13.  Two Minute Tango

As you probably know, the metabolism stays elevated for a significant amount of time after exercise. Unfortunately, by the time we actually get around to exercising again, our metabolism can be back to a slower pace, and getting “back into the groove” for the next day’s bike ride, run, or aerobic session can feel difficult. Wheezing, gasping for breath, coughing, stumbling or feeling sleepy, lethargic, or fatigued are sometimes associated with starting back into exercise after that 24 hour hiatus. This is because our body must be warm, our lungs must be stretched, and our blood must be actively flowing before our body begins efficiently utilizing oxygen. For most individuals, it takes about two minutes for this process to begin to occur, after which you actually start feeling good. But rather than struggling through the first two minutes at a snail’s pace, your post-exercise metabolic rate will be higher if you simply jump into the cardio at a moderate pace and hang on for the first 120 seconds. In addition, you’ll not only warm-up faster, but the rest of your exercise routine will burn more calories.

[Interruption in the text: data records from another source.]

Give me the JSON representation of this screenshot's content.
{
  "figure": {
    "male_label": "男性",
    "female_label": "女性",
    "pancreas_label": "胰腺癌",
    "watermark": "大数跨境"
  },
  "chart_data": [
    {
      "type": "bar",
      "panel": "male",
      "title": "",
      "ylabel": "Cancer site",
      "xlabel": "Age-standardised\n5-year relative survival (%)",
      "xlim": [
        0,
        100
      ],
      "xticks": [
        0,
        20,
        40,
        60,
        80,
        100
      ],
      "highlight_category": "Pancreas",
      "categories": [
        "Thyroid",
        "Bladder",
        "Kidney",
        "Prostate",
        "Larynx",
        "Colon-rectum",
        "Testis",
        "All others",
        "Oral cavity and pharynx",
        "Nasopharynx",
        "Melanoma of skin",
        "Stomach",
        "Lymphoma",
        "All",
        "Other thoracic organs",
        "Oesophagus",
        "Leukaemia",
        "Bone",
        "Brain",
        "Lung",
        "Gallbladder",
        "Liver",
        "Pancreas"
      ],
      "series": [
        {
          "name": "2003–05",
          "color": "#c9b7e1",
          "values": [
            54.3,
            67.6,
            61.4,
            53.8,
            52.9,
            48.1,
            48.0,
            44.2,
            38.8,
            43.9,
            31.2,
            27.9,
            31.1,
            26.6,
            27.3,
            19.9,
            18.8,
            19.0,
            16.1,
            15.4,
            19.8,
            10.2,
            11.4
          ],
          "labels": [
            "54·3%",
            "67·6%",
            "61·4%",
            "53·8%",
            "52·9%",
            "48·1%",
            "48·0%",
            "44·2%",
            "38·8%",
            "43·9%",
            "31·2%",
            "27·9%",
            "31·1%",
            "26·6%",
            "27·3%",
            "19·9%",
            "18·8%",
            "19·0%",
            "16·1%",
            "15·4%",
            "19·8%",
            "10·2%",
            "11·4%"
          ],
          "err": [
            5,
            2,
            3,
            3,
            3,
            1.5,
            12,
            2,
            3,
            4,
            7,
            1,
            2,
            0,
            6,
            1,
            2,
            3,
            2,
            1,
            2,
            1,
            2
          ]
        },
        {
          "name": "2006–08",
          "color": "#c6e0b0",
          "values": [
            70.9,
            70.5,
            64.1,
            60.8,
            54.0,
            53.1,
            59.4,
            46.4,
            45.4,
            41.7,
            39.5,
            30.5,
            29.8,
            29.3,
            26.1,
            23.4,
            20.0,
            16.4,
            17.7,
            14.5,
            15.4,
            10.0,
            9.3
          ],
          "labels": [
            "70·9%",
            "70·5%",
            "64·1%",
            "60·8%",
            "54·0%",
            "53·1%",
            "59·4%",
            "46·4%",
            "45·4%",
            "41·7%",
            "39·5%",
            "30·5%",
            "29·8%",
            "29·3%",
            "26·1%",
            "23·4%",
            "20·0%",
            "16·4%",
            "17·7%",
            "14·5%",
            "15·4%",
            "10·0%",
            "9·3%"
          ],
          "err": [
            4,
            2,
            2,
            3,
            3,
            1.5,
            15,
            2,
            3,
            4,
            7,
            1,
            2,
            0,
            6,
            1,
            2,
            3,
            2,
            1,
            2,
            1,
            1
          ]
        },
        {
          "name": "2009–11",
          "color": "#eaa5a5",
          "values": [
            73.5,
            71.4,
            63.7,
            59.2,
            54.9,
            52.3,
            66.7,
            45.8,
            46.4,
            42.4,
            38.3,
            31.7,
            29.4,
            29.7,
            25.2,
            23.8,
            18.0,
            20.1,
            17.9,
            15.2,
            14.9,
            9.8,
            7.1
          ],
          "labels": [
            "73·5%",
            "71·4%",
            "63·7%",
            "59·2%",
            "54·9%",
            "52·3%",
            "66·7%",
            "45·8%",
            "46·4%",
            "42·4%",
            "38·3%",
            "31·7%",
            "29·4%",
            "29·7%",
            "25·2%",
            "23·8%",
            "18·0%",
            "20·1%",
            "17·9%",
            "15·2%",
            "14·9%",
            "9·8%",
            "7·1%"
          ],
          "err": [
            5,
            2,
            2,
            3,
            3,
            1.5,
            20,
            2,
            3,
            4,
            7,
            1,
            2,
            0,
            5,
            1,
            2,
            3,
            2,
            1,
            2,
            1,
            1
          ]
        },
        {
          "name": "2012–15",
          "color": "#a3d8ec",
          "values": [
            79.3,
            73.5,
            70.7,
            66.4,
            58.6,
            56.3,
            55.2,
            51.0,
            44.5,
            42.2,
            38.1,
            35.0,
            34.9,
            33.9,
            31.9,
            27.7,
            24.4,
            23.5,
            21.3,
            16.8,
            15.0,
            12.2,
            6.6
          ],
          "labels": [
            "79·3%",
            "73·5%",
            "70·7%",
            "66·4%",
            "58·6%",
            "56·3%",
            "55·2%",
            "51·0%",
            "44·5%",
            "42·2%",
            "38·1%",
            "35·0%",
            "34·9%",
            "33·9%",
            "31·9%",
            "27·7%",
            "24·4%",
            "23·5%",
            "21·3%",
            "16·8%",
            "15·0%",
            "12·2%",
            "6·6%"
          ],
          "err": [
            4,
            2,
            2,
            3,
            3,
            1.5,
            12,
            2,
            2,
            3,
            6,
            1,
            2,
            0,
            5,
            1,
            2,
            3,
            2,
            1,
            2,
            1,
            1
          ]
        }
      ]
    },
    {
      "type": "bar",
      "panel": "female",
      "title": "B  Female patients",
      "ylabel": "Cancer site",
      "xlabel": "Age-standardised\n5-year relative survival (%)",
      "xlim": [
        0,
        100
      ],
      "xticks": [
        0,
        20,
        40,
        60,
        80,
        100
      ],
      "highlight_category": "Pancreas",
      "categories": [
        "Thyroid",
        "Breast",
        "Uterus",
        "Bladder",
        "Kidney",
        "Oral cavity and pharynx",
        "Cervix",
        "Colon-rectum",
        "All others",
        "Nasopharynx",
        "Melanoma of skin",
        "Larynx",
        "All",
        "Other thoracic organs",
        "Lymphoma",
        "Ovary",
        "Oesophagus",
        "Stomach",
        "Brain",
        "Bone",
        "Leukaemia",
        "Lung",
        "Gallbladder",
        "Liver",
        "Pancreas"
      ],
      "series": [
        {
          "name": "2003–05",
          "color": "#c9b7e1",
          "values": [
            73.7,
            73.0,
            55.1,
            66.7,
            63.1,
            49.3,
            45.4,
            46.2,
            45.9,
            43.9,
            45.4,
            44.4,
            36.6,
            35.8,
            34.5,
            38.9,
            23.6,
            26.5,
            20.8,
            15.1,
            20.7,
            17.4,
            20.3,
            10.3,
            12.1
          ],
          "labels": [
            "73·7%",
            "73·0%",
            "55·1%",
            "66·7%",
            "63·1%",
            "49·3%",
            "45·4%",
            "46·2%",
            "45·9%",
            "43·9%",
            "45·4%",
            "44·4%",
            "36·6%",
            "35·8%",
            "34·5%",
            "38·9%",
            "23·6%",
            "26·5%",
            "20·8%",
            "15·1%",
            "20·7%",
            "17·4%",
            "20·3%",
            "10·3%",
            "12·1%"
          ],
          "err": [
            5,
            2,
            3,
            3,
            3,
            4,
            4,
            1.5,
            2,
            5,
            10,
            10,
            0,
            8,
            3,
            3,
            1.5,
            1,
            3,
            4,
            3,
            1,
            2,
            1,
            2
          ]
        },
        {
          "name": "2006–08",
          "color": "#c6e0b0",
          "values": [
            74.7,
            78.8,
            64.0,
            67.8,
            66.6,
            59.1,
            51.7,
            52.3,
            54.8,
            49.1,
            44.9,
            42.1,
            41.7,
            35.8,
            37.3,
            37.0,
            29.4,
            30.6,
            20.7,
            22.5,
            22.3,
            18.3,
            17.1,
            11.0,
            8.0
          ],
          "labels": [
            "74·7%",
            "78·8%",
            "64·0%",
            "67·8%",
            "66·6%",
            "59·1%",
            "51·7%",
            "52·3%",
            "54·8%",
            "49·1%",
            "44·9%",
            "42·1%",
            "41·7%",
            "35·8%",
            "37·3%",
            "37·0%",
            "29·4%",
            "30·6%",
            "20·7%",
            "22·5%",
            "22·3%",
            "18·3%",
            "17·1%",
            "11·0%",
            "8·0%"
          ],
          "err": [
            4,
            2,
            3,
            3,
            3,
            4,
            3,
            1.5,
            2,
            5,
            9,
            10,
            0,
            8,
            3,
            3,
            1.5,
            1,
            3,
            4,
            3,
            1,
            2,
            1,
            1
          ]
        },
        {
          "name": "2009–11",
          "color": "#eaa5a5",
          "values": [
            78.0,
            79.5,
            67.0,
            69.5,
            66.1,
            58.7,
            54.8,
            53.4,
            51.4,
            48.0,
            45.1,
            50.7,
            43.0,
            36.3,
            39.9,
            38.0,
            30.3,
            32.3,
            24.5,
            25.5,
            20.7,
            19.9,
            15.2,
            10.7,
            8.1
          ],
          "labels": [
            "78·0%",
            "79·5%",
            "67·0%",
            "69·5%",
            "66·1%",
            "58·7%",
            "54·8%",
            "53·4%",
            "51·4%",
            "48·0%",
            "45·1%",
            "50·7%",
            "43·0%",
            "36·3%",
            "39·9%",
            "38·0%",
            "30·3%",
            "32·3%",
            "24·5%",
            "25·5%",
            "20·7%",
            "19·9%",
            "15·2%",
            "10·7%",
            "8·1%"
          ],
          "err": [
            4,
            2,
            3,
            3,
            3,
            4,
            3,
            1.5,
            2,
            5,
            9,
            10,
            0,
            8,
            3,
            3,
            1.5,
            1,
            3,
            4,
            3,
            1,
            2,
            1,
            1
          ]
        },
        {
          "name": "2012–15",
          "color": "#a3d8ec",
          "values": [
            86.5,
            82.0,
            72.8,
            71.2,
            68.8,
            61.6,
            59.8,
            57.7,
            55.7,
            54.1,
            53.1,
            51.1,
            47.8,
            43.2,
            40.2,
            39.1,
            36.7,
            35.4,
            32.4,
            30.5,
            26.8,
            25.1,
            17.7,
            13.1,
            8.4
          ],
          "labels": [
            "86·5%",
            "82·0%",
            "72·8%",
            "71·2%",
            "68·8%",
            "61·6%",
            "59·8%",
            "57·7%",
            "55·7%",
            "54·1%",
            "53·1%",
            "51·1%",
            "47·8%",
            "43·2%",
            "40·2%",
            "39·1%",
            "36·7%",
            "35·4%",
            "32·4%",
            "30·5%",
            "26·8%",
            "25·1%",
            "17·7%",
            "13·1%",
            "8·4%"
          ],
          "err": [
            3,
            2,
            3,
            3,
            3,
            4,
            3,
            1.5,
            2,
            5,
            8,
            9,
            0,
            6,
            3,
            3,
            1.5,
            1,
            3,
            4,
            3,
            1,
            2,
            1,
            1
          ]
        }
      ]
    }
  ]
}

Just keep telling yourself, “Get
through the first two minutes!”.

14.  Unplug the Mouse
Sure, pointing and clicking to add items to your shopping cart may be quick, convenient, and perhaps slightly less expensive, but don’t let this form of procuring your shopping needs take complete precedence. Up until the advent of modern technology, people had to hunt, gather, and foray for their daily needs – not sit in a chair and wait for it to arrive at the front doorstep.  So as much as possible, try to get out and about, even it it’s less convenient. The simple act of hitting the power-off button on your computer, jumping into the car, walking through the parking lot and navigating around the department store or shopping mall will boost your metabolism much higher than a mouse and keyboard ever will. Plus, you just might find an excuse to stop by the gym on the way home!